Третьи сутки, днем и ночью, сменяя друг друга, Галич, Сванадзе и Роюк толкутся на железнодорожной станции, встречая и провожая пассажирские поезда. Собственно, их интересуют не столько поезда, сколько вагоны-рестораны этих поездов. И вот наконец долгожданная удача.
…Поздно вечером скорый поезд Одесса – Ленинград плавно останавливается у перрона Бережанского вокзала. Двери вагонов открываются и на перрон высыпают пассажиры. Слышатся радостные возгласы, звонкие поцелуи. Здесь же, у вагонов, мешая выходящим, в окружении чемоданов и сумок толпятся пассажиры, ожидающие посадки.
Лавируя между людьми и чемоданами, Галич спешит к середине поезда, где должен находиться вагон-ресторан. Его обгоняет, распугивая людей визгливым сигналом, электрокар с прицепом, на котором горками лежат посылки и мешки с письмами. Следом за электрокаром лихо катит грузовой мотороллер. В его кузове четыре ящика и каждый из них накрыт мешковиной. Судя по бугрящейся мешковине и мелодичному звону, в ящиках бутылки.
«Это то, что мне нужно», – думает капитан и прибавляет ходу. Мотороллер останавливается подле вагона-ресторана, и его водитель, молодой мужчина в потертой кожаной куртке, наскоро поздоровавшись за руку с показавшимся в двери носатым мужчиной, принимается спешно сгружать свой товар.

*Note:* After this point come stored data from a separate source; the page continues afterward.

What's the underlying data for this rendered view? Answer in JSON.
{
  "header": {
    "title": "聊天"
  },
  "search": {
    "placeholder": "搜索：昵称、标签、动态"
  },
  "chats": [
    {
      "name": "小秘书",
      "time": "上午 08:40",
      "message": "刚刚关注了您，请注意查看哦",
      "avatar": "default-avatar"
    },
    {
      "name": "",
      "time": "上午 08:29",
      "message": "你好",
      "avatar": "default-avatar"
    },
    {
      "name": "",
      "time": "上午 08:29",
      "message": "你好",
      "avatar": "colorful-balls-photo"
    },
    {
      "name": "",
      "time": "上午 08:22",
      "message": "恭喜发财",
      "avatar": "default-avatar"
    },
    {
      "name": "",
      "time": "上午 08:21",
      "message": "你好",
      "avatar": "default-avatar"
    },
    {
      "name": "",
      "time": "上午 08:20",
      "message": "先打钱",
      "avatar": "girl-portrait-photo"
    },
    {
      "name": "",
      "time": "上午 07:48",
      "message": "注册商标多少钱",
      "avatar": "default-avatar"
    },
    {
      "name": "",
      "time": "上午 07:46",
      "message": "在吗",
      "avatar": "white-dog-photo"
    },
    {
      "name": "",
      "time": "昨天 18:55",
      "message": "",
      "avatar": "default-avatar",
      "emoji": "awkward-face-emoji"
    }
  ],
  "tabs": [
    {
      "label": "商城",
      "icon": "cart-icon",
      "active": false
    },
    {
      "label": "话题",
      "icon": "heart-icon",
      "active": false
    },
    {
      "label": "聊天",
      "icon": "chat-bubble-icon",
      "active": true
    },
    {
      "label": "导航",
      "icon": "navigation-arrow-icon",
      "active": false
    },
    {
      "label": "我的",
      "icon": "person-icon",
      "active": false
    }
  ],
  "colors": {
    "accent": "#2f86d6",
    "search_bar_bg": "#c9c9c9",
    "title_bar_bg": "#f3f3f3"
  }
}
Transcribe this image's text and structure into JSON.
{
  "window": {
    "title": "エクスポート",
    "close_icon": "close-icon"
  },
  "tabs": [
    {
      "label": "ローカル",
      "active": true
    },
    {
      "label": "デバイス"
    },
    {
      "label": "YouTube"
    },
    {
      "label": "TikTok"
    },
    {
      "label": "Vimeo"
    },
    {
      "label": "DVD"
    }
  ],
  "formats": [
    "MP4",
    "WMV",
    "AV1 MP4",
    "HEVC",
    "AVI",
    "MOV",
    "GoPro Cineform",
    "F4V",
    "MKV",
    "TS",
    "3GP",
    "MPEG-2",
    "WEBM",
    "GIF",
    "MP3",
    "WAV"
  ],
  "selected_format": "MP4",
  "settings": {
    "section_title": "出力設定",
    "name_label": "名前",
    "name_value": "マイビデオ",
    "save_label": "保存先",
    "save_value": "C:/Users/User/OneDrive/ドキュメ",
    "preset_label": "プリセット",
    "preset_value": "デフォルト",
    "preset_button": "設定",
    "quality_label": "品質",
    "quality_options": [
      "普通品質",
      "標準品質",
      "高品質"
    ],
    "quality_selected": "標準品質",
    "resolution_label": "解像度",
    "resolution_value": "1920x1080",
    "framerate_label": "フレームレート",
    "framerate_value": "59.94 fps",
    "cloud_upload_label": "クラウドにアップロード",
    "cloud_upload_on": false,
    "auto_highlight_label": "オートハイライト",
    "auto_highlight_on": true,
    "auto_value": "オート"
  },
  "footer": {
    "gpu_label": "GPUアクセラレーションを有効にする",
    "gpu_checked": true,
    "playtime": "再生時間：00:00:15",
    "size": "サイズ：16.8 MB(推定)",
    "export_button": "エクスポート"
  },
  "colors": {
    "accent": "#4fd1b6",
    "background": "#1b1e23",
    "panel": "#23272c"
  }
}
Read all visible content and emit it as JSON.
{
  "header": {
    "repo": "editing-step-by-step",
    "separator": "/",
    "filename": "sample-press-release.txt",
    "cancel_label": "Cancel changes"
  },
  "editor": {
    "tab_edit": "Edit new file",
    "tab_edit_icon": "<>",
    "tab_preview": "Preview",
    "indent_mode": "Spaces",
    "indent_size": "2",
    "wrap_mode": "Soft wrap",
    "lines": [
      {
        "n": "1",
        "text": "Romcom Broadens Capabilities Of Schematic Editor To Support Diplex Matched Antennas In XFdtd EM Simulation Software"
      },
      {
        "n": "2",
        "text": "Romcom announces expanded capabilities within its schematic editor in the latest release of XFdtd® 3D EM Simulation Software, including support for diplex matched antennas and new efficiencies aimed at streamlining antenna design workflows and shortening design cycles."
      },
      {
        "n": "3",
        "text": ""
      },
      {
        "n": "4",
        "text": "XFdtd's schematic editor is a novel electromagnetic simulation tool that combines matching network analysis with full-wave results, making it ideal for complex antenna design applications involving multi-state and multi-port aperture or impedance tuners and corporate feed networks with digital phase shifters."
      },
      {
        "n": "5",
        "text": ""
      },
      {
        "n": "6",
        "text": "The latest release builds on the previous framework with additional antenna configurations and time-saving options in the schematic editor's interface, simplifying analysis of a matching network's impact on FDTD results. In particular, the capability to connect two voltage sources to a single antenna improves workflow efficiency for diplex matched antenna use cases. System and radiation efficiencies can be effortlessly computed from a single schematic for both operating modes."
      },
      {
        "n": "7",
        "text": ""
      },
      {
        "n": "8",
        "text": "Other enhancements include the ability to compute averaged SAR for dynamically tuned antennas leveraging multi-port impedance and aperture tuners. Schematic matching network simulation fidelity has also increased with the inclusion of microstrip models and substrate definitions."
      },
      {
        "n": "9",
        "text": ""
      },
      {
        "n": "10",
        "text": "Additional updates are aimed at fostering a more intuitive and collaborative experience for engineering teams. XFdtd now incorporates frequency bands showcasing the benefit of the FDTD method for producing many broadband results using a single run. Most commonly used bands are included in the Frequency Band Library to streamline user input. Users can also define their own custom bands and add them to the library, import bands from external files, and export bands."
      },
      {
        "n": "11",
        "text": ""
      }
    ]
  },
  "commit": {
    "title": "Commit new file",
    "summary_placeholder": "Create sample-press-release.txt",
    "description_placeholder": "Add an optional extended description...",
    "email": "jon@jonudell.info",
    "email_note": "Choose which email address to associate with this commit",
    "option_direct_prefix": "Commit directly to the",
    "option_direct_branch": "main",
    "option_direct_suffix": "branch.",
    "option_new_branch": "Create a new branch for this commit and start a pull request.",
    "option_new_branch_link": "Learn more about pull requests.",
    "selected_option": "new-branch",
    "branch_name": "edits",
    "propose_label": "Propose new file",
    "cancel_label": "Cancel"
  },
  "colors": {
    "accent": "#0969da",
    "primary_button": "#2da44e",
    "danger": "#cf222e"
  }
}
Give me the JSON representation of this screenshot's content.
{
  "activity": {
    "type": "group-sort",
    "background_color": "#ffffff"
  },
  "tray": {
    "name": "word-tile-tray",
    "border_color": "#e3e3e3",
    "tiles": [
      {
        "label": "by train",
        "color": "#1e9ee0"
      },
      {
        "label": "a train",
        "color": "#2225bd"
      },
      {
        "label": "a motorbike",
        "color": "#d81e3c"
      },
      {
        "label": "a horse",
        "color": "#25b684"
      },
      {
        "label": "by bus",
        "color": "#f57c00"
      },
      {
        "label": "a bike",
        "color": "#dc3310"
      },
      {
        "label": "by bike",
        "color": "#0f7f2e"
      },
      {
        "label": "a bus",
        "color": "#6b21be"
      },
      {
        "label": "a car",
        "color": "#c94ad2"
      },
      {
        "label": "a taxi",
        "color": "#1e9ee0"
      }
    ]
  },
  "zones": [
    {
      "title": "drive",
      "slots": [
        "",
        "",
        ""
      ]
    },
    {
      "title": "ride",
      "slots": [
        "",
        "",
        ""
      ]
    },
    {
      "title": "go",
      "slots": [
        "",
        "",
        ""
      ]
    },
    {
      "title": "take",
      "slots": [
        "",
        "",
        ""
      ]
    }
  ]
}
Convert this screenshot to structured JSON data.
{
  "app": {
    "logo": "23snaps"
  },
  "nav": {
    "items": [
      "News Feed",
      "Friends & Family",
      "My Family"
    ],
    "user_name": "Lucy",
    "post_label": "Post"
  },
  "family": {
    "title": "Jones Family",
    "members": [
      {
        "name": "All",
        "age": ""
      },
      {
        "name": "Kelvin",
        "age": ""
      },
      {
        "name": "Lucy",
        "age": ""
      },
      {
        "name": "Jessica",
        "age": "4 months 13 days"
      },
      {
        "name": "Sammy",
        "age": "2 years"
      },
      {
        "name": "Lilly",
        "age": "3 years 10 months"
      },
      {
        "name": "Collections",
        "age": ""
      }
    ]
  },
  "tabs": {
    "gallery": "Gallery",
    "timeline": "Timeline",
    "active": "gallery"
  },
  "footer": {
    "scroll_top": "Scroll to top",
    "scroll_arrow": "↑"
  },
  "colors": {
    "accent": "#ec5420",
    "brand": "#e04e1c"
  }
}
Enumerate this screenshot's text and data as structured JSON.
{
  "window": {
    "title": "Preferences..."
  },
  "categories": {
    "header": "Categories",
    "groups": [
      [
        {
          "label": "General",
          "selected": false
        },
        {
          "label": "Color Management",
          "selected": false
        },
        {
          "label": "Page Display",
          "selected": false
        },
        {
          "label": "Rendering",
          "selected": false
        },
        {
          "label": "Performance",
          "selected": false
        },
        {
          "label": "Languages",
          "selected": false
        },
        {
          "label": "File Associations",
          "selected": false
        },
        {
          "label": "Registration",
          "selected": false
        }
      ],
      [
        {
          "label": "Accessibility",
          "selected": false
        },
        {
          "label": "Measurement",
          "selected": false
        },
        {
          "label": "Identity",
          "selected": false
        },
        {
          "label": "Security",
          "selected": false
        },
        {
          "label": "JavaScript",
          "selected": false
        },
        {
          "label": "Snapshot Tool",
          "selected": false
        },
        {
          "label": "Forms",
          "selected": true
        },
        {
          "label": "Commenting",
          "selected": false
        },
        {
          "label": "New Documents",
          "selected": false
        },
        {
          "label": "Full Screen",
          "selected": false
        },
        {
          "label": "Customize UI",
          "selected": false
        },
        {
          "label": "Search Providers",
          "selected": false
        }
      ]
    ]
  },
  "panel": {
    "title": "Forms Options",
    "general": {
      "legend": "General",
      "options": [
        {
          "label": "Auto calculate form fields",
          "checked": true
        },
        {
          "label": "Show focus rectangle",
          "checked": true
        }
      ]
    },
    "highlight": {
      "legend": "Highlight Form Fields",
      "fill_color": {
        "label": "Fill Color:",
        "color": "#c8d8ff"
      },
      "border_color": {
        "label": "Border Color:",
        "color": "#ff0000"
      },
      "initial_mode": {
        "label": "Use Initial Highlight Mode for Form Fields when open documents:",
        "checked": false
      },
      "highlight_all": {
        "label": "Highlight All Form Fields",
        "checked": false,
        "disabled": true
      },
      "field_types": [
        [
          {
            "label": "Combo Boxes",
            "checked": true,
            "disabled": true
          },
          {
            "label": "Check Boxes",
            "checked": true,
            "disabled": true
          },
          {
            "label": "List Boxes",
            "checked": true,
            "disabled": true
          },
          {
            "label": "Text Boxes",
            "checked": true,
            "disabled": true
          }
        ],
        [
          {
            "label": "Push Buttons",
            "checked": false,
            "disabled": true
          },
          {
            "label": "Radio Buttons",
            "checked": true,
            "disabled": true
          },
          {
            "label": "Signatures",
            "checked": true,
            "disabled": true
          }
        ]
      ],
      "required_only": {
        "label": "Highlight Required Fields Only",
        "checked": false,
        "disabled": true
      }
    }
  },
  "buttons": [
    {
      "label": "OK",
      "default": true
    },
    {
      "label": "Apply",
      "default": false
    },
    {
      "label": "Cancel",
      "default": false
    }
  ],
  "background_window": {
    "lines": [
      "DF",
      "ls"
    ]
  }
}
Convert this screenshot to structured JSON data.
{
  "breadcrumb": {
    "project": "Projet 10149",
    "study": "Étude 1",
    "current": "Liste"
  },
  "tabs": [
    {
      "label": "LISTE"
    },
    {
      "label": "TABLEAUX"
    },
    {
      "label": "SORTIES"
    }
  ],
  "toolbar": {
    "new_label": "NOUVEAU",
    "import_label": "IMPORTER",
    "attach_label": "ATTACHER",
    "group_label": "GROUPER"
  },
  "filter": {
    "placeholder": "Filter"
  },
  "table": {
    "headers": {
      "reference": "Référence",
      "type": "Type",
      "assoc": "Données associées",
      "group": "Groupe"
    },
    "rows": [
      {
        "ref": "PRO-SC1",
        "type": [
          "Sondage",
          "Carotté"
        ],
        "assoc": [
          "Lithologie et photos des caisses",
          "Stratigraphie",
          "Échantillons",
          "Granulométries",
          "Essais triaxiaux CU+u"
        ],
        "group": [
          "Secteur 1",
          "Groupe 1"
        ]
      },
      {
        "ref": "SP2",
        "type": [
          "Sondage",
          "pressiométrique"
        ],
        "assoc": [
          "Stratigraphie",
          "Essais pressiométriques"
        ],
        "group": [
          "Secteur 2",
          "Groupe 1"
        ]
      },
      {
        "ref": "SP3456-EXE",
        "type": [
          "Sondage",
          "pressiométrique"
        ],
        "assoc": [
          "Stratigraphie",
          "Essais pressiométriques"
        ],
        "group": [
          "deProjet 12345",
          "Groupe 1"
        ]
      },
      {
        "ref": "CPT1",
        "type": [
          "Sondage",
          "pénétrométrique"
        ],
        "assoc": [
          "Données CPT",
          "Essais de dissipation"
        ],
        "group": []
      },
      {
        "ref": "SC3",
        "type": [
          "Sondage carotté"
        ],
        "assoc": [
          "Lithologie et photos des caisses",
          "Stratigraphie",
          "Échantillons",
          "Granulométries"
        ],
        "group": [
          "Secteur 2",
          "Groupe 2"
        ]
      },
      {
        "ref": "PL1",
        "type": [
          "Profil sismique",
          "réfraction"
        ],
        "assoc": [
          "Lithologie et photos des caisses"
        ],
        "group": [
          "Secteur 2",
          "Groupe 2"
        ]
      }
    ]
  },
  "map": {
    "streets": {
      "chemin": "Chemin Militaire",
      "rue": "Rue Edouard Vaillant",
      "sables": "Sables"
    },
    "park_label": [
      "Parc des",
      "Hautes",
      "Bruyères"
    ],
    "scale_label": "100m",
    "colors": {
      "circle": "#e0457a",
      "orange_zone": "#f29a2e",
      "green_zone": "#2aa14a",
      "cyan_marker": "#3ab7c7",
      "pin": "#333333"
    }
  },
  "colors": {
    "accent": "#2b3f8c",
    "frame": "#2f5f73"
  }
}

Он подает ящики в тамбур, там их подхватывает, как его успел уже окрестить капитан, Носатый и относит в глубь вагона.
Подстегиваемый профессиональным любопытством, Галич начинает лихорадочно соображать, как бы ему, не вызывая подозрений, сдернуть с какого-нибудь ящика мешковину и увидеть, какой такой секретный груз под ней спрятан. На помощь приходит сам водитель мотороллера. Резко потянув один из ящиков, он неосторожным движением стягивает мешковину с соседнего, но тут же набрасывает ее обратно. И все же Галич успевает разглядеть на больших семисотграммовых бутылках красочные наклейки «Искристого», производимого Бережанским винзаводом.
«Так вот куда сплавляет неучтенное вино уважаемый товарищ Бондарчук! – задумывается, отойдя в сторонку, Галич. – Что ж, это уже открытие. Только какой мне от него прок? Разве что подброшу работенку ребятам их ОБХСС? А впрочем, давай-ка, Галич, пораскинем малость мозгами. Вспомни-ка: директор винзавода Бондарук Алексей Дмитриевич и директор ресторана “Золотой колос” Бондарук Елена Корнеевна с некоторых пор вроде как супруги. Почему в таком случае, когда директор винзавода Бондарук сбывает через этот вагон-ресторан излишки вина, его жена, директор ресторана Бондарук не может через этот же вагон-ресторан получать дефицитный французский коньяк, скажем, из Ленинграда или Одессы, где он наверняка бывает? Может? Вполне может! Ну а коль так, то вперед, Галич, за орденами! Только не торопись, будь поспокойнее».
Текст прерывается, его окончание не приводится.